#SFMySQL Meetup Message Board › How FriendFeed uses MySQL to store schema-less data - SF MySQL Meetup April
Announcing a new Meetup for The San Francisco MySQL Meetup Group!
What: How FriendFeed uses MySQL to store schema-less data
When: April 6, 2009 6:30 PM
Where: CBS Interactive - 235 2nd St San Francisco, CA
Bret Taylor from FriendFeed talks about how they store their data in a "schema-less" system on top of MySQL. FriendFeed stores over 250 million entries and a bunch of other data, from comments and "likes" to friend lists.

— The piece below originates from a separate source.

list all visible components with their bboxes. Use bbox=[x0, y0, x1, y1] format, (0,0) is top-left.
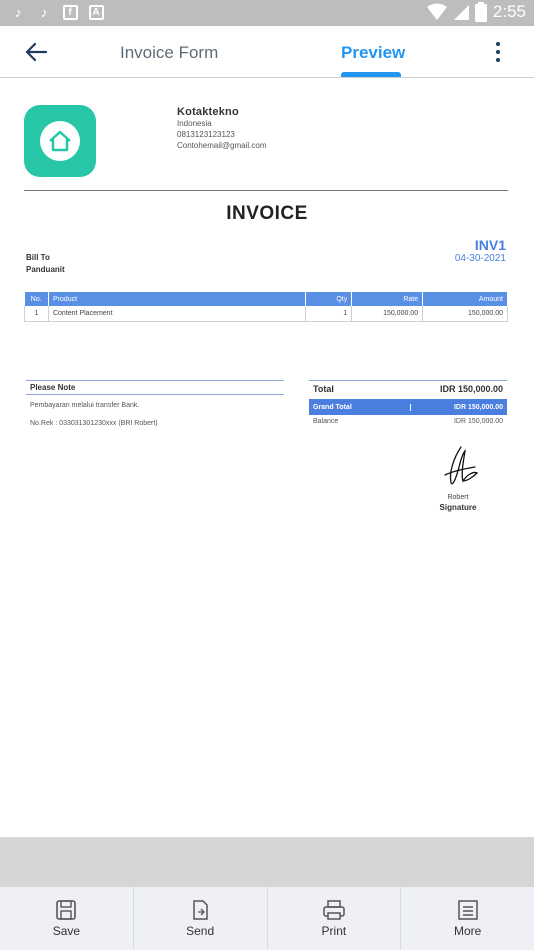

As the database has grown, they have tried to iteratively deal with the scaling issues that come with rapid growth. They did the typical things, like using read slaves and memcache to increase read throughput and sharding our database to improve write throughput. However, as FriendFeed grew, scaling their existing features to accommodate more traffic turned out to be much less of an issue than adding new features.
In particular, making schema changes or adding indexes to a database with more than 10 - 20 million rows completely locks the database for hours at a time. After some deliberation, FriendFeed decided to implement a "schema-less" storage system on top of MySQL rather than use a completely new storage system. This talk attempts to describe the high-level details of the system.
Bret Tayler is one of the founders of FriendFeed.com. Before starting FriendFeed, he was a Group Product Manager at Google, responsible for Google's developer products. Before that, he launched Google Maps and Google Local, and before that he worked on Google's crawling and indexing infrastructure.
6:30 - 7:00 -- Doors open/general socializing & food provided by Sun Startup Essentials
7:00 - 7:15 -- Intro/announcements
7:20 - 8:30 -- Main presentation by Bret Taylor
8:30 - 9:00 -- Main presentation Q&A
9:00 - 10:00 -- General discussion/Q&A/networking/etc.
10:00ish -- end of group
Learn more here: http://mysql.meetup.c...
|A former member||
Anyone record the video of the presentation? I couldn't make it, but would have liked to have seen it.